At that point, he learned the video was classified as a national security threat.

“We knew it was something to do with national security but beyond that I don’t know,” Cassim said.

Cassim felt “very isolated” in the prison, he said, and had zero access to what was happening in the outside world.

He was living in 100-degree temperatures without air conditioning, flushing toilets or tables and chairs.

“You eat outside in the heat,” he said. “I used to get the sense that I was burning up every night.”

Though he wasn’t physically abused in prison, he said he was emotionally distressed.

“Generally we were not physically mistreated,” he said. “We were just shouted at like dogs.”

Cassim went to court nine times for various hearings, oftentimes not even understanding what was happening due to language barriers. His frustration levels grew.

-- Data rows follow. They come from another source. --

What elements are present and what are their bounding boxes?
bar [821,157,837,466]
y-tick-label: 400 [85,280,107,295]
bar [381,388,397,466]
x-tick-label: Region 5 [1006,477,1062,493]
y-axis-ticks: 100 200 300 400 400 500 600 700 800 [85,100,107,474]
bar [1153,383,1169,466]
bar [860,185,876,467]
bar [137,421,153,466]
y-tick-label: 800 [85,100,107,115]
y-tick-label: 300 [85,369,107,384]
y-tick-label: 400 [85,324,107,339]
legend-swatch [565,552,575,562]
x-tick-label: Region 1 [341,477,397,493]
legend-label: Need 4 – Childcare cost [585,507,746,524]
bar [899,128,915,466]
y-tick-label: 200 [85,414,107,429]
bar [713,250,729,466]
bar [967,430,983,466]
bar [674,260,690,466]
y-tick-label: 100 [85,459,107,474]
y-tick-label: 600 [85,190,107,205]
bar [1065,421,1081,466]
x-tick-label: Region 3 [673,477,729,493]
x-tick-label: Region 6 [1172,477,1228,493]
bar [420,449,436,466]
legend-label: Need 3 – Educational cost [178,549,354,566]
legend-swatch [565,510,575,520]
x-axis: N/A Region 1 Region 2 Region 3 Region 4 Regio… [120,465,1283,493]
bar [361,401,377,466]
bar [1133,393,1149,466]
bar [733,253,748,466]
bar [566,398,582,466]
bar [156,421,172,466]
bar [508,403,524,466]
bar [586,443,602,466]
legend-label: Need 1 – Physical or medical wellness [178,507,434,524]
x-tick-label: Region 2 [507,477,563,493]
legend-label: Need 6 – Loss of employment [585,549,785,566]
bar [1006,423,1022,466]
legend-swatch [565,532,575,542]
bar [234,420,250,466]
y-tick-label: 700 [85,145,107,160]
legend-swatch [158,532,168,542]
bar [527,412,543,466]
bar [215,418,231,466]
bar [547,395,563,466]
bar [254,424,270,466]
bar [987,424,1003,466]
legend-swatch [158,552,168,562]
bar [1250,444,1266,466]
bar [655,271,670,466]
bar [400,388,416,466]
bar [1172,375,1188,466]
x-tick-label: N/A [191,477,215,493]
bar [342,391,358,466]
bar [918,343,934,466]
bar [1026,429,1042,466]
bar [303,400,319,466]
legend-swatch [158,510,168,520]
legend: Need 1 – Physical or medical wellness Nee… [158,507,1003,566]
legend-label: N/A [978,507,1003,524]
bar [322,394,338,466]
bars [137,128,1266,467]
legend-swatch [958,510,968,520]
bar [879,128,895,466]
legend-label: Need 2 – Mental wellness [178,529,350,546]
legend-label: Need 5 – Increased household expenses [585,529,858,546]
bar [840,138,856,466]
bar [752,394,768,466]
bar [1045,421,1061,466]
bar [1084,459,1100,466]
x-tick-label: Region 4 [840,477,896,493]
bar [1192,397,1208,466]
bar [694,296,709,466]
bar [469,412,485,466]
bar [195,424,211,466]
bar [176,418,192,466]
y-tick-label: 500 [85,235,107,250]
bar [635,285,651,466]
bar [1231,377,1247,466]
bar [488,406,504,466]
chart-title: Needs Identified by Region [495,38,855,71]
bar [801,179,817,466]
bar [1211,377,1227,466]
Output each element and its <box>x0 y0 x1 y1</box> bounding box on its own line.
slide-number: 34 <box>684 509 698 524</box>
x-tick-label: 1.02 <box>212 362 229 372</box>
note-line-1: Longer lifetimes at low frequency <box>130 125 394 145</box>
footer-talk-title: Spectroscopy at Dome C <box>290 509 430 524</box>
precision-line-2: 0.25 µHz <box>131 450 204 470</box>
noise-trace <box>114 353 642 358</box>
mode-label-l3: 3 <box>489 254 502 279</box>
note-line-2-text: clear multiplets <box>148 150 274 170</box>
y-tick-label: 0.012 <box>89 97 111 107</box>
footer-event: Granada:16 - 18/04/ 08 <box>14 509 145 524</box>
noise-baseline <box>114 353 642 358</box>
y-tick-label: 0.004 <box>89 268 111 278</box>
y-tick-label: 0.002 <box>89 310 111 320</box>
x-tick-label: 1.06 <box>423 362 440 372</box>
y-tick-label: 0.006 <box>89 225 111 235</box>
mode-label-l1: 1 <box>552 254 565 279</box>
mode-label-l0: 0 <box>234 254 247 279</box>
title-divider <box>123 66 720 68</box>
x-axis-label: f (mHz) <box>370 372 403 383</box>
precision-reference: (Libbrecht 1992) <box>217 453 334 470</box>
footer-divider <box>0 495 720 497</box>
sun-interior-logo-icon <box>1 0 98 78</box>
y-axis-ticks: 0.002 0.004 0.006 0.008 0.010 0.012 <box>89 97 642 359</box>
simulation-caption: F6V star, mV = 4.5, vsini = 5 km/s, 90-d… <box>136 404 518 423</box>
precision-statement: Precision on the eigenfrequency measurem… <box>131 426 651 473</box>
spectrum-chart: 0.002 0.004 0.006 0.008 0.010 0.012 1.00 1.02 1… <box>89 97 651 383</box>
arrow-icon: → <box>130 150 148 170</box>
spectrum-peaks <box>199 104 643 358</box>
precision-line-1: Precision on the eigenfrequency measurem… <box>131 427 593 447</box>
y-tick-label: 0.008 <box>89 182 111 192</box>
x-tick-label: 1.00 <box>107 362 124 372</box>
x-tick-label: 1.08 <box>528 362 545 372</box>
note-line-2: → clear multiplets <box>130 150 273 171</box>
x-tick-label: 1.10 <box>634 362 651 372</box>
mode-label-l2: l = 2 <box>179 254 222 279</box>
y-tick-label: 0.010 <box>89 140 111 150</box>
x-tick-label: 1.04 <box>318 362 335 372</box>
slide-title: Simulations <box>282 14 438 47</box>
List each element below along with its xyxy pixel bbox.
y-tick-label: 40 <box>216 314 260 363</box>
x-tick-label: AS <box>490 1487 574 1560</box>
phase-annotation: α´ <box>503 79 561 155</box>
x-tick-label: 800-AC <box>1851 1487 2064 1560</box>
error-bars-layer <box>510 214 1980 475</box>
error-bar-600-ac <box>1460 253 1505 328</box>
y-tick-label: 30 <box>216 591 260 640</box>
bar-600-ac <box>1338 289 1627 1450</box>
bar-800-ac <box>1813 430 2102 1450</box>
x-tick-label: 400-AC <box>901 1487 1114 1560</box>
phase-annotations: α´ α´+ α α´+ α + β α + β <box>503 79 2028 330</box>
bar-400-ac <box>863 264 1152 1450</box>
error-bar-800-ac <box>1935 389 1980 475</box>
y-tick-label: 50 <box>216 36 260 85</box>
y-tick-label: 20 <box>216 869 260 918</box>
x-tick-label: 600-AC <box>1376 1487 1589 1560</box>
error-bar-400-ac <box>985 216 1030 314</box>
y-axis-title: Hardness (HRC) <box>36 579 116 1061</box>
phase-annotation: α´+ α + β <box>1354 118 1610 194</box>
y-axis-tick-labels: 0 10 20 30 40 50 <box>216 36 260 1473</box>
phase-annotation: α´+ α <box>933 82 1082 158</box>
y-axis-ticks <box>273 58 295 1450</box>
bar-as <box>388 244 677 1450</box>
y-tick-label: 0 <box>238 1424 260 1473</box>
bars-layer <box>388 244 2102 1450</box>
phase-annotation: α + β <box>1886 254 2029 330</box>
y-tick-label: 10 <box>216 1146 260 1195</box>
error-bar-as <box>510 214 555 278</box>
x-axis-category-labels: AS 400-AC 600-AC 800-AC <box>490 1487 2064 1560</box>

“It goes back to the whole injustice,” he said. “I’m in there for nine months not knowing why or how long.”

Though he was sentenced to one year in prison in December, Cassim said he was relieved to at least get a sentence. It provided him with some closure.

Thankful for support

Cassim didn’t realize how much international attention his case had attracted until he got out of prison. He saw the level of support on social media and in an online petition that garnered thousands of signatures calling for his release.

Cassim’s deportation bans him from ever going back to Dubai, but he said he believes in the city and wants to help the country improve its legal system despite what he went through.

“I had a great childhood there,” he said. “The reason I made that video was to celebrate those childhood memories.”

Cassim is actually considering film school and plans to make more videos and possibly a documentary about his experience.

“Imprisonment was not good,” he said. “But I remember how much fun I had making the video.”